Proof of control under platform pressure
- Enterprise Systems Depth: 120+ months leading ERP, CRM, and business application environments with direct accountability for production stability, integrations, and stakeholder trust.
- Finance and Audit Fluency: Demonstrated ownership of systems tied to order-to-cash, revenue recognition inputs, close support, access controls, and audit-ready documentation.
- Vendor and Change Governance: Track record managing third-party delivery teams, enforcing change control, and containing execution risk during headcount shifts, platform consolidation, or operating-model change.
Part-time compensation for board-visible systems accountability
For Austin, this pay band sits in a strong range for a part-time enterprise applications leadership seat. The pay band reflects the real load: business-critical systems, executive exposure, and on-site presence in East Austin. The upside is not lighter work; it is concentrated ownership with visible business impact.
- Base Salary Range: $140000 $190000 USD / Year
- Executive Exposure: Direct visibility into finance, revenue operations, and leadership decision-making tied to platform performance and cost control.
- Career Signal: This seat builds a credible path toward VP of Enterprise Applications, Head of Business Systems, or broader CIO-track operating roles.
Before you accept the escalation load
- The Physical Presence Directive
- Location: Austin, TX. Status: On-site. This role is not remote and is tied to regular in-person presence at the Austin office.
- Relocation Posture
- Relocation support is denied.
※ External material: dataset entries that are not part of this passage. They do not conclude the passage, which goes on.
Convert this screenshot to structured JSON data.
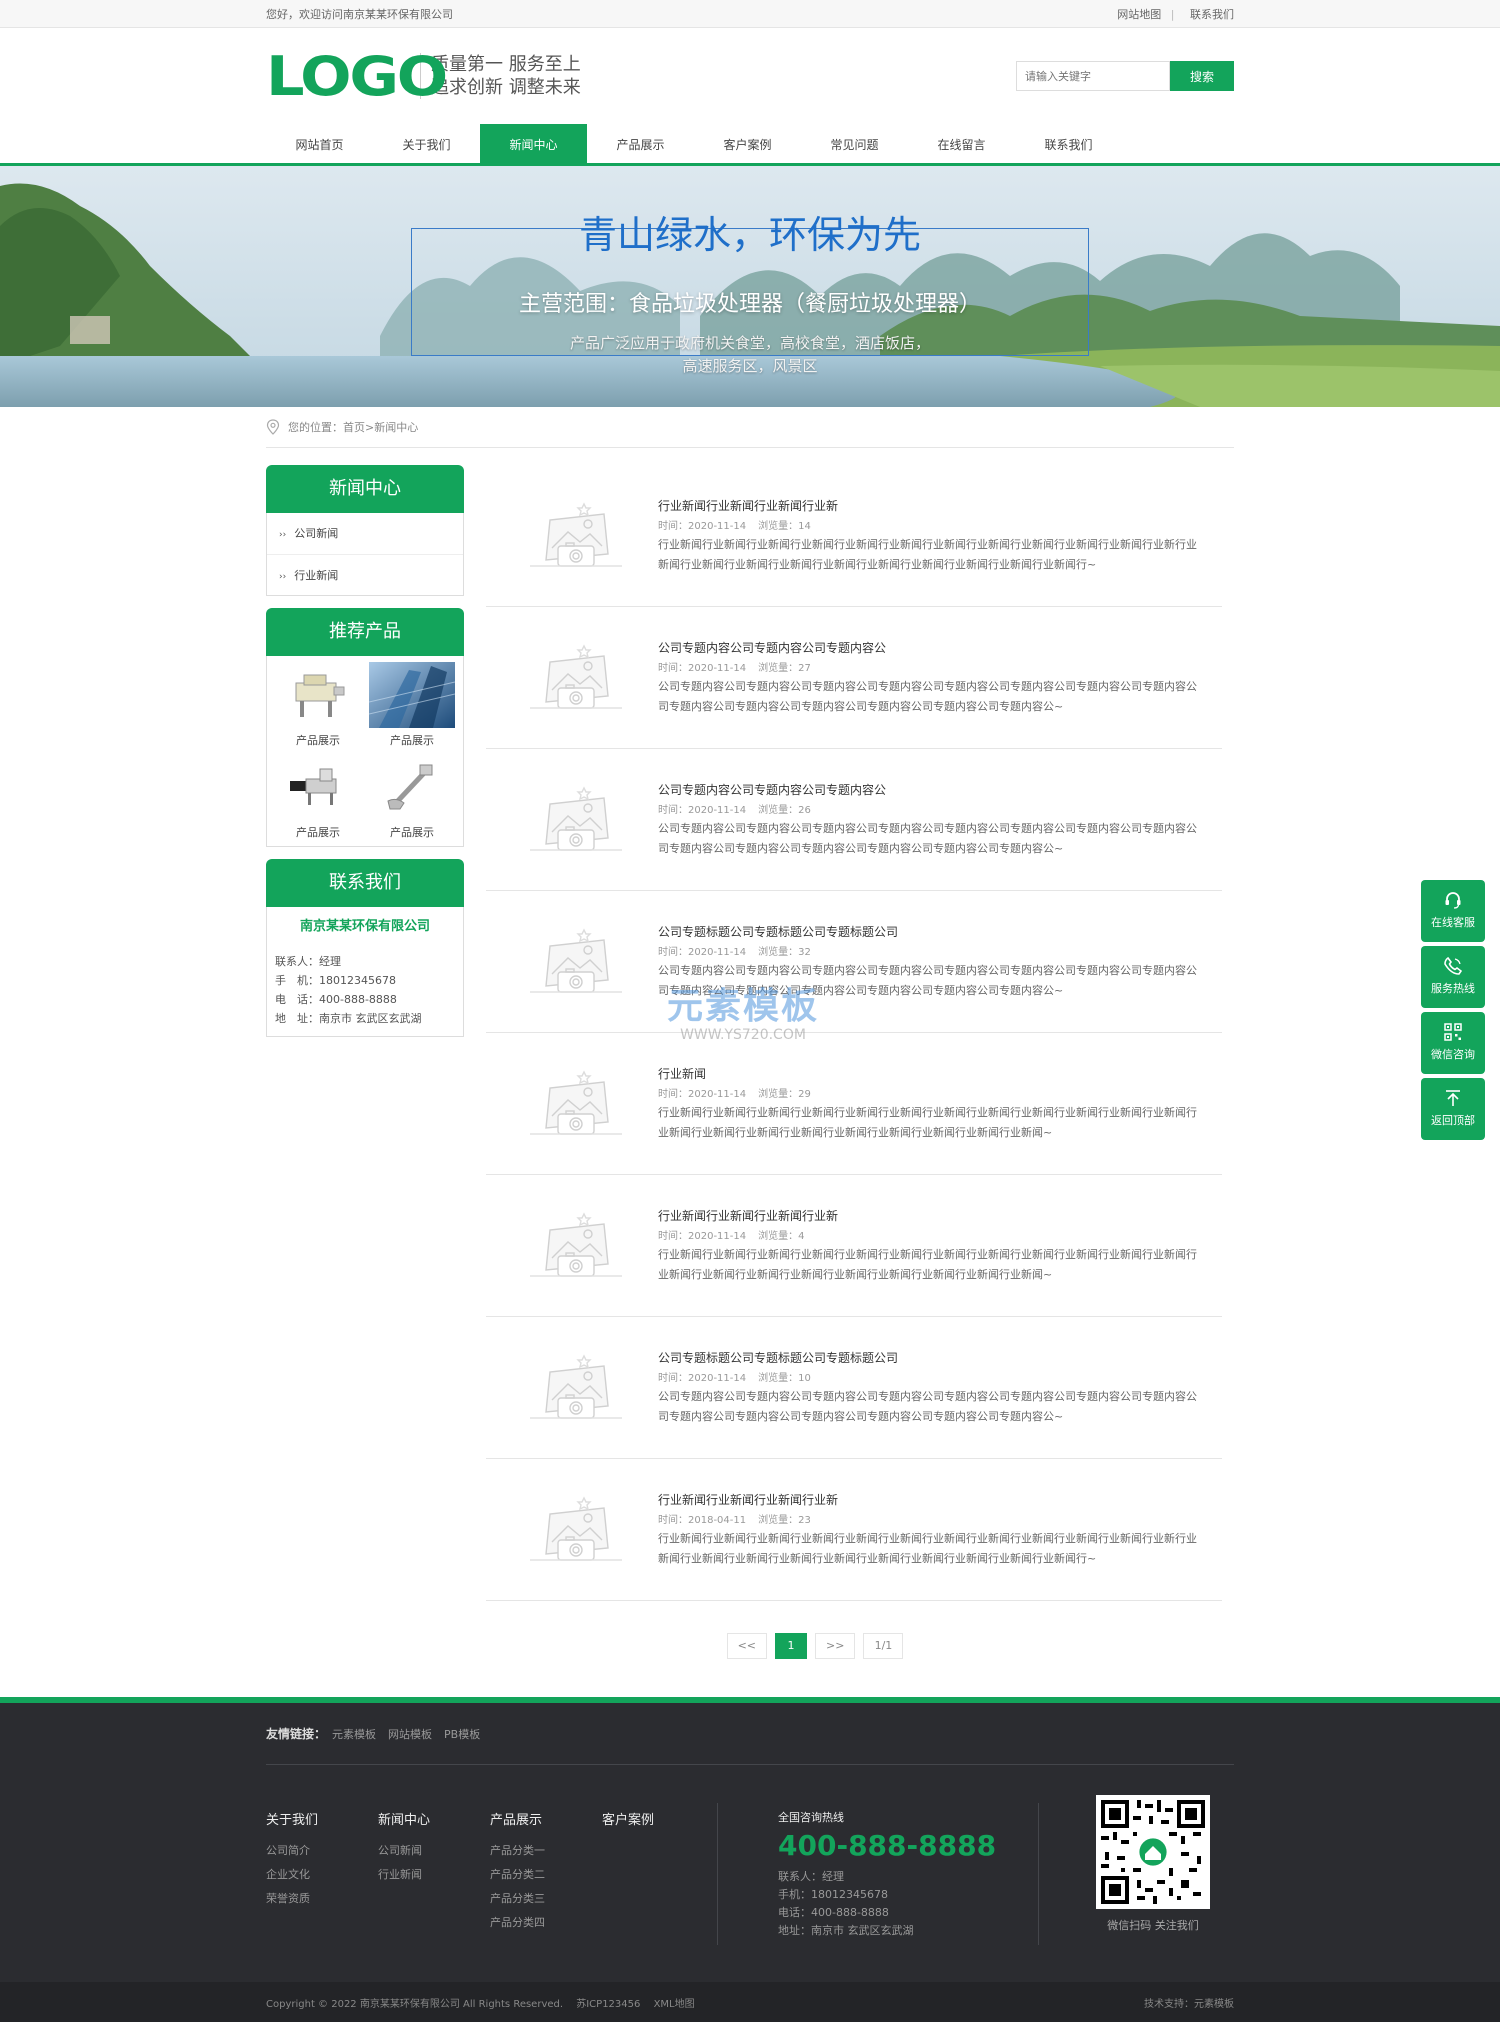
{
  "topbar": {
    "welcome": "您好，欢迎访问南京某某环保有限公司",
    "sitemap": "网站地图",
    "sep": "|",
    "contact": "联系我们"
  },
  "header": {
    "logo": "LOGO",
    "slogan_line1": "质量第一  服务至上",
    "slogan_line2": "追求创新  调整未来",
    "search_placeholder": "请输入关键字",
    "search_button": "搜索"
  },
  "nav": [
    {
      "label": "网站首页"
    },
    {
      "label": "关于我们"
    },
    {
      "label": "新闻中心"
    },
    {
      "label": "产品展示"
    },
    {
      "label": "客户案例"
    },
    {
      "label": "常见问题"
    },
    {
      "label": "在线留言"
    },
    {
      "label": "联系我们"
    }
  ],
  "banner": {
    "title": "青山绿水，环保为先",
    "subtitle": "主营范围：食品垃圾处理器（餐厨垃圾处理器）",
    "desc_line1": "产品广泛应用于政府机关食堂，高校食堂，酒店饭店，",
    "desc_line2": "高速服务区，风景区"
  },
  "breadcrumb": "您的位置：首页>新闻中心",
  "sidebar": {
    "news_title": "新闻中心",
    "categories": [
      {
        "arrow": "››",
        "label": "公司新闻"
      },
      {
        "arrow": "››",
        "label": "行业新闻"
      }
    ],
    "products_title": "推荐产品",
    "products": [
      {
        "label": "产品展示"
      },
      {
        "label": "产品展示"
      },
      {
        "label": "产品展示"
      },
      {
        "label": "产品展示"
      }
    ],
    "contact_title": "联系我们",
    "company": "南京某某环保有限公司",
    "contact_lines": [
      "联系人：经理",
      "手　机：18012345678",
      "电　话：400-888-8888",
      "地　址：南京市 玄武区玄武湖"
    ]
  },
  "news": [
    {
      "title": "行业新闻行业新闻行业新闻行业新",
      "time": "时间：2020-11-14",
      "views": "浏览量：14",
      "desc": "行业新闻行业新闻行业新闻行业新闻行业新闻行业新闻行业新闻行业新闻行业新闻行业新闻行业新闻行业新行业新闻行业新闻行业新闻行业新闻行业新闻行业新闻行业新闻行业新闻行业新闻行业新闻行~"
    },
    {
      "title": "公司专题内容公司专题内容公司专题内容公",
      "time": "时间：2020-11-14",
      "views": "浏览量：27",
      "desc": "公司专题内容公司专题内容公司专题内容公司专题内容公司专题内容公司专题内容公司专题内容公司专题内容公司专题内容公司专题内容公司专题内容公司专题内容公司专题内容公司专题内容公~"
    },
    {
      "title": "公司专题内容公司专题内容公司专题内容公",
      "time": "时间：2020-11-14",
      "views": "浏览量：26",
      "desc": "公司专题内容公司专题内容公司专题内容公司专题内容公司专题内容公司专题内容公司专题内容公司专题内容公司专题内容公司专题内容公司专题内容公司专题内容公司专题内容公司专题内容公~"
    },
    {
      "title": "公司专题标题公司专题标题公司专题标题公司",
      "time": "时间：2020-11-14",
      "views": "浏览量：32",
      "desc": "公司专题内容公司专题内容公司专题内容公司专题内容公司专题内容公司专题内容公司专题内容公司专题内容公司专题内容公司专题内容公司专题内容公司专题内容公司专题内容公司专题内容公~"
    },
    {
      "title": "行业新闻",
      "time": "时间：2020-11-14",
      "views": "浏览量：29",
      "desc": "行业新闻行业新闻行业新闻行业新闻行业新闻行业新闻行业新闻行业新闻行业新闻行业新闻行业新闻行业新闻行业新闻行业新闻行业新闻行业新闻行业新闻行业新闻行业新闻行业新闻行业新闻~"
    },
    {
      "title": "行业新闻行业新闻行业新闻行业新",
      "time": "时间：2020-11-14",
      "views": "浏览量：4",
      "desc": "行业新闻行业新闻行业新闻行业新闻行业新闻行业新闻行业新闻行业新闻行业新闻行业新闻行业新闻行业新闻行业新闻行业新闻行业新闻行业新闻行业新闻行业新闻行业新闻行业新闻行业新闻~"
    },
    {
      "title": "公司专题标题公司专题标题公司专题标题公司",
      "time": "时间：2020-11-14",
      "views": "浏览量：10",
      "desc": "公司专题内容公司专题内容公司专题内容公司专题内容公司专题内容公司专题内容公司专题内容公司专题内容公司专题内容公司专题内容公司专题内容公司专题内容公司专题内容公司专题内容公~"
    },
    {
      "title": "行业新闻行业新闻行业新闻行业新",
      "time": "时间：2018-04-11",
      "views": "浏览量：23",
      "desc": "行业新闻行业新闻行业新闻行业新闻行业新闻行业新闻行业新闻行业新闻行业新闻行业新闻行业新闻行业新行业新闻行业新闻行业新闻行业新闻行业新闻行业新闻行业新闻行业新闻行业新闻行业新闻行~"
    }
  ],
  "pager": {
    "prev": "<<",
    "current": "1",
    "next": ">>",
    "total": "1/1"
  },
  "watermark": {
    "line1": "元素模板",
    "line2": "WWW.YS720.COM"
  },
  "float": [
    {
      "label": "在线客服",
      "icon": "headset-icon"
    },
    {
      "label": "服务热线",
      "icon": "phone-icon"
    },
    {
      "label": "微信咨询",
      "icon": "qrcode-icon"
    },
    {
      "label": "返回顶部",
      "icon": "arrow-up-icon"
    }
  ],
  "footer": {
    "links_label": "友情链接：",
    "links": [
      "元素模板",
      "网站模板",
      "PB模板"
    ],
    "cols": [
      {
        "title": "关于我们",
        "items": [
          "公司简介",
          "企业文化",
          "荣誉资质"
        ]
      },
      {
        "title": "新闻中心",
        "items": [
          "公司新闻",
          "行业新闻"
        ]
      },
      {
        "title": "产品展示",
        "items": [
          "产品分类一",
          "产品分类二",
          "产品分类三",
          "产品分类四"
        ]
      },
      {
        "title": "客户案例",
        "items": []
      }
    ],
    "hotline_label": "全国咨询热线",
    "hotline": "400-888-8888",
    "lines": [
      "联系人：经理",
      "手机：18012345678",
      "电话：400-888-8888",
      "地址：南京市 玄武区玄武湖"
    ],
    "qr_caption": "微信扫码 关注我们",
    "copyright": "Copyright © 2022 南京某某环保有限公司 All Rights Reserved.",
    "icp": "苏ICP123456",
    "xml": "XML地图",
    "support": "技术支持：元素模板"
  },
  "colors": {
    "brand": "#13a45b",
    "footer_bg": "#2b2c30",
    "banner_title": "#1f6fc9"
  }
}
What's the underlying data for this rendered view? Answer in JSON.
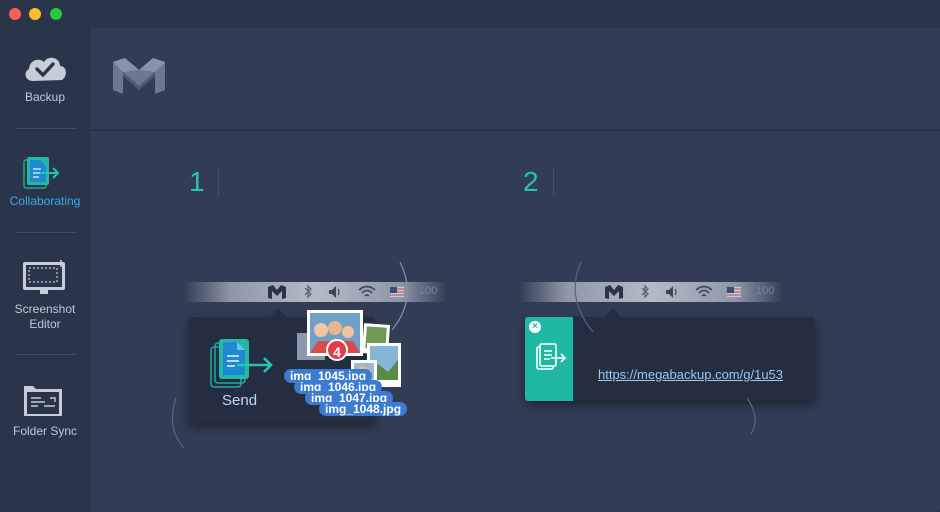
{
  "window": {
    "controls": [
      "close",
      "minimize",
      "zoom"
    ]
  },
  "sidebar": {
    "items": [
      {
        "label": "Backup",
        "icon": "cloud-check-icon",
        "active": false
      },
      {
        "label": "Collaborating",
        "icon": "send-files-icon",
        "active": true
      },
      {
        "label": "Screenshot\nEditor",
        "label_line1": "Screenshot",
        "label_line2": "Editor",
        "icon": "screenshot-icon",
        "active": false
      },
      {
        "label": "Folder Sync",
        "icon": "folder-sync-icon",
        "active": false
      }
    ]
  },
  "main": {
    "logo_icon": "megabackup-logo-icon",
    "steps": [
      {
        "number": "1",
        "menubar": {
          "battery_text": "100"
        },
        "popup": {
          "send_label": "Send",
          "badge_count": "4",
          "files": [
            "img_1045.jpg",
            "img_1046.jpg",
            "img_1047.jpg",
            "img_1048.jpg"
          ]
        }
      },
      {
        "number": "2",
        "menubar": {
          "battery_text": "100"
        },
        "popup": {
          "link": "https://megabackup.com/g/1u53"
        }
      }
    ]
  },
  "colors": {
    "accent_teal": "#1fb9a3",
    "active_blue": "#39a8f1",
    "background": "#323d55",
    "sidebar": "#2b3549"
  }
}
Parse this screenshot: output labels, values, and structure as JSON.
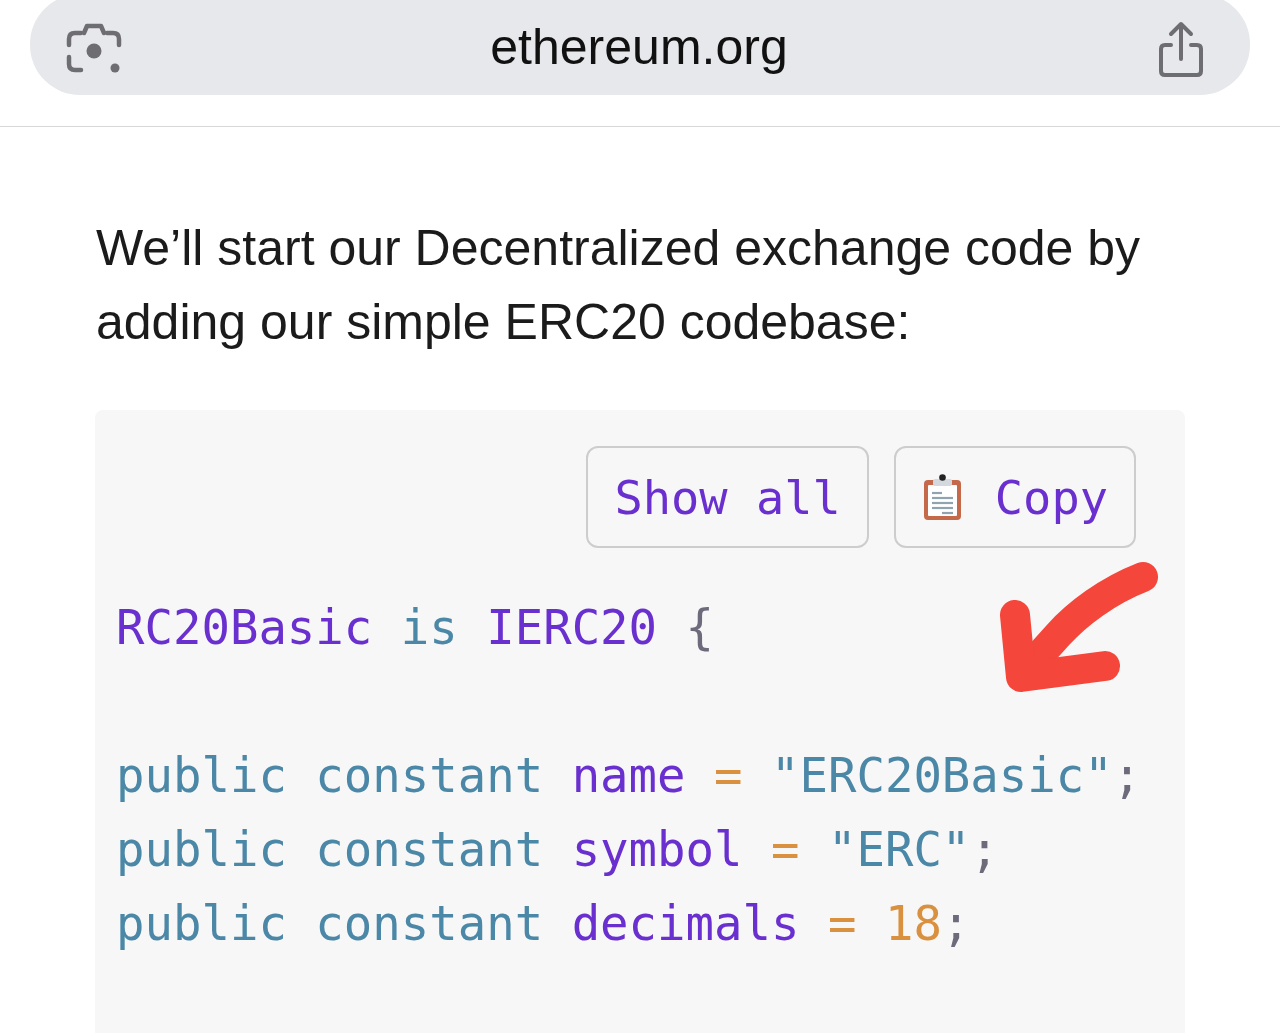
{
  "address_bar": {
    "url": "ethereum.org"
  },
  "article": {
    "paragraph": "We’ll start our Decentralized exchange code by adding our simple ERC20 codebase:"
  },
  "code_block": {
    "buttons": [
      {
        "kind": "show_all",
        "label": "Show all"
      },
      {
        "kind": "copy",
        "label": "Copy"
      }
    ],
    "lines": [
      {
        "kind": "code",
        "tokens": [
          {
            "kind": "identifier",
            "text": "RC20Basic"
          },
          {
            "kind": "keyword",
            "text": "is"
          },
          {
            "kind": "identifier",
            "text": "IERC20"
          },
          {
            "kind": "punctuation",
            "text": "{"
          }
        ]
      },
      {
        "kind": "blank"
      },
      {
        "kind": "code",
        "tokens": [
          {
            "kind": "keyword",
            "text": "public"
          },
          {
            "kind": "keyword",
            "text": "constant"
          },
          {
            "kind": "identifier",
            "text": "name"
          },
          {
            "kind": "operator",
            "text": "="
          },
          {
            "kind": "string",
            "text": "\"ERC20Basic\""
          },
          {
            "kind": "terminator",
            "text": ";"
          }
        ]
      },
      {
        "kind": "code",
        "tokens": [
          {
            "kind": "keyword",
            "text": "public"
          },
          {
            "kind": "keyword",
            "text": "constant"
          },
          {
            "kind": "identifier",
            "text": "symbol"
          },
          {
            "kind": "operator",
            "text": "="
          },
          {
            "kind": "string",
            "text": "\"ERC\""
          },
          {
            "kind": "terminator",
            "text": ";"
          }
        ]
      },
      {
        "kind": "code",
        "tokens": [
          {
            "kind": "keyword",
            "text": "public"
          },
          {
            "kind": "keyword",
            "text": "constant"
          },
          {
            "kind": "identifier",
            "text": "decimals"
          },
          {
            "kind": "operator",
            "text": "="
          },
          {
            "kind": "number",
            "text": "18"
          },
          {
            "kind": "terminator",
            "text": ";"
          }
        ]
      }
    ]
  }
}
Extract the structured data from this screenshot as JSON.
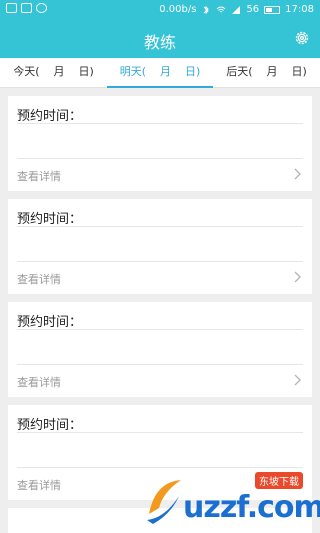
{
  "status_bar": {
    "network_speed": "0.00b/s",
    "signal": "56",
    "time": "17:08"
  },
  "app": {
    "title": "教练",
    "settings_icon": "gear-icon"
  },
  "tabs": [
    {
      "prefix": "今天(",
      "month_suffix": "月",
      "day_suffix": "日)",
      "active": false
    },
    {
      "prefix": "明天(",
      "month_suffix": "月",
      "day_suffix": "日)",
      "active": true
    },
    {
      "prefix": "后天(",
      "month_suffix": "月",
      "day_suffix": "日)",
      "active": false
    }
  ],
  "cards": [
    {
      "title": "预约时间：",
      "details_label": "查看详情"
    },
    {
      "title": "预约时间：",
      "details_label": "查看详情"
    },
    {
      "title": "预约时间：",
      "details_label": "查看详情"
    },
    {
      "title": "预约时间：",
      "details_label": "查看详情"
    }
  ],
  "watermark": {
    "text": "uzzf.com",
    "badge": "东坡下载"
  },
  "colors": {
    "accent": "#35c4d5",
    "tab_active": "#35a9d8",
    "background": "#eeeeee"
  }
}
A private-equity cost program prioritizes operating efficiency and tighter spend control over candidate mobility packages.
- The Candidate This Role Is Built For
- This role is built for an ascent-stage enterprise systems leader who wants broader authority and accepts that the trade is more political exposure, more vendor management, and direct blame when core systems fail.
Green Flags
- Advantage: Resume Equity: Eighteen months of stable delivery here creates a high-value signal: director-level ownership of ERP, CRM, and controls through a PE-backed reset with visible business improvement.
- Advantage: Scope Concentration: The role sits close to revenue capture, finance, and executive reporting, which gives the right operator direct influence over decisions that matter beyond IT.
Red Flags
- Warning Sign: Blame Proximity: This role sits closest to order-to-cash, close support, identity, and executive reporting, so when integrations fail, vendors miss a dependency, or automation creates instability, the enterprise applications leader absorbs the escalation.
- Warning Sign: Part-Time Scope Mismatch: The title and accountability read like a full-scale control role, but the employment structure is part-time. The employment structure creates a structural risk of full-time liability landing on reduced formal capacity.